His vague answer made her mouth dry up and her skin feel like someone had just burned it.

She slipped past her father without a word and grabbed her rental car keys off the kitchen counter. Before she drove off she snatched a glance at the house. Her father was watching her through the picture window in the living room. His face carried a look that not only couldn’t she decipher, she didn’t want to.

A cup of coffee from a Dunkin’ Donuts in hand, she drove the streets of the Nashville suburb where her parents had built their retirement dream home with financial help from their five kids. Michelle was the only unmarried and childless one, so she had contributed disproportionately to the cause, but never regretted it. Raising a large family on a cop’s salary was no easy thing, and her parents had sacrificed much for them. She had no problem paying that debt back.

She pulled out her phone and called her eldest brother. She didn’t even let him get the hello all the way out before she pounced.

“Bill, why the hell didn’t you tell me about the blood in the garage?”

“What?”

“The blood on the damn garage floor!”

“She hit her head when she fell down.”

“Hit her head on what?”

“Probably the car.”

“You’re sure about that? Because there wasn’t a mark on the car that I could see.”
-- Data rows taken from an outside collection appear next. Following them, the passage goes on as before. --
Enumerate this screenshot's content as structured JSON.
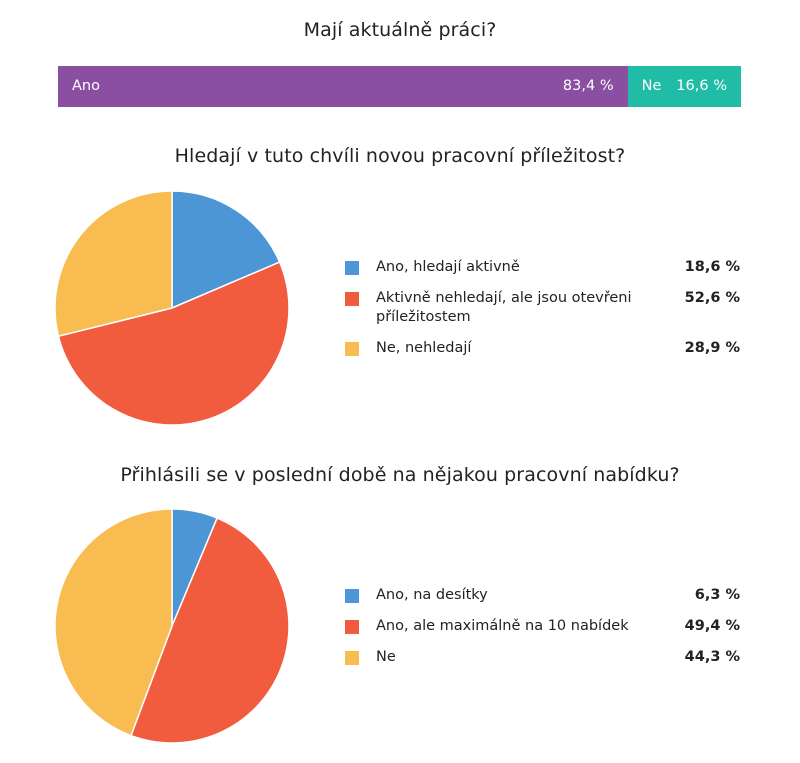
{
  "chart_data": [
    {
      "type": "bar",
      "title": "Mají aktuálně práci?",
      "orientation": "horizontal-stacked",
      "categories": [
        "Ano",
        "Ne"
      ],
      "values": [
        83.4,
        16.6
      ],
      "value_labels": [
        "83,4 %",
        "16,6 %"
      ],
      "colors": [
        "#8A4FA0",
        "#20BCA6"
      ]
    },
    {
      "type": "pie",
      "title": "Hledají v tuto chvíli novou pracovní příležitost?",
      "categories": [
        "Ano, hledají aktivně",
        "Aktivně nehledají, ale jsou otevřeni příležitostem",
        "Ne, nehledají"
      ],
      "values": [
        18.6,
        52.6,
        28.9
      ],
      "value_labels": [
        "18,6 %",
        "52,6 %",
        "28,9 %"
      ],
      "colors": [
        "#4D96D5",
        "#F15B3E",
        "#F8BC51"
      ]
    },
    {
      "type": "pie",
      "title": "Přihlásili se v poslední době na nějakou pracovní nabídku?",
      "categories": [
        "Ano, na desítky",
        "Ano, ale maximálně na 10 nabídek",
        "Ne"
      ],
      "values": [
        6.3,
        49.4,
        44.3
      ],
      "value_labels": [
        "6,3 %",
        "49,4 %",
        "44,3 %"
      ],
      "colors": [
        "#4D96D5",
        "#F15B3E",
        "#F8BC51"
      ]
    }
  ]
}
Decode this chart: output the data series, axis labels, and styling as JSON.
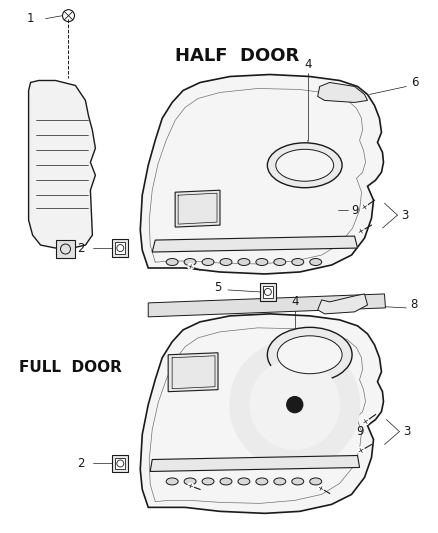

“Mik, what the hell are you suggesting?”

“Are they doing an autopsy?”

“What?”

“An autopsy!”

“I… I don’t know that for sure. I mean, I suppose they might have to,” he added uncomfortably.

“And you didn’t mention this to me when you called because why?”

“What would have been the point? They’ll do the autopsy and we’ll find out she had a stroke or a heart attack or something like that. She fell, hit her head.”

“Yeah, the head again. Did the police come?”

“Of course. And the ambulance. They were here when I got here.”

“Which of you four were there first?”

Michelle thought she knew the answer. Her brother Bobby was a police sergeant in the town where their parents lived. She listened to a mumbled conversation as Bill apparently consulted with his brothers.

He came back on. “Dad called Bobby and he was here like within ten minutes even though he lives on the other side of town.”

“Great. Put Bobby on!”

“Jesus, what the hell are you getting so pissed off—”

“Put him on, Bill!”

Bobby’s voice came on a few moments later. “Mik, what is up with you?” he began sternly.

“Dad called you. You came over. Were you on duty?”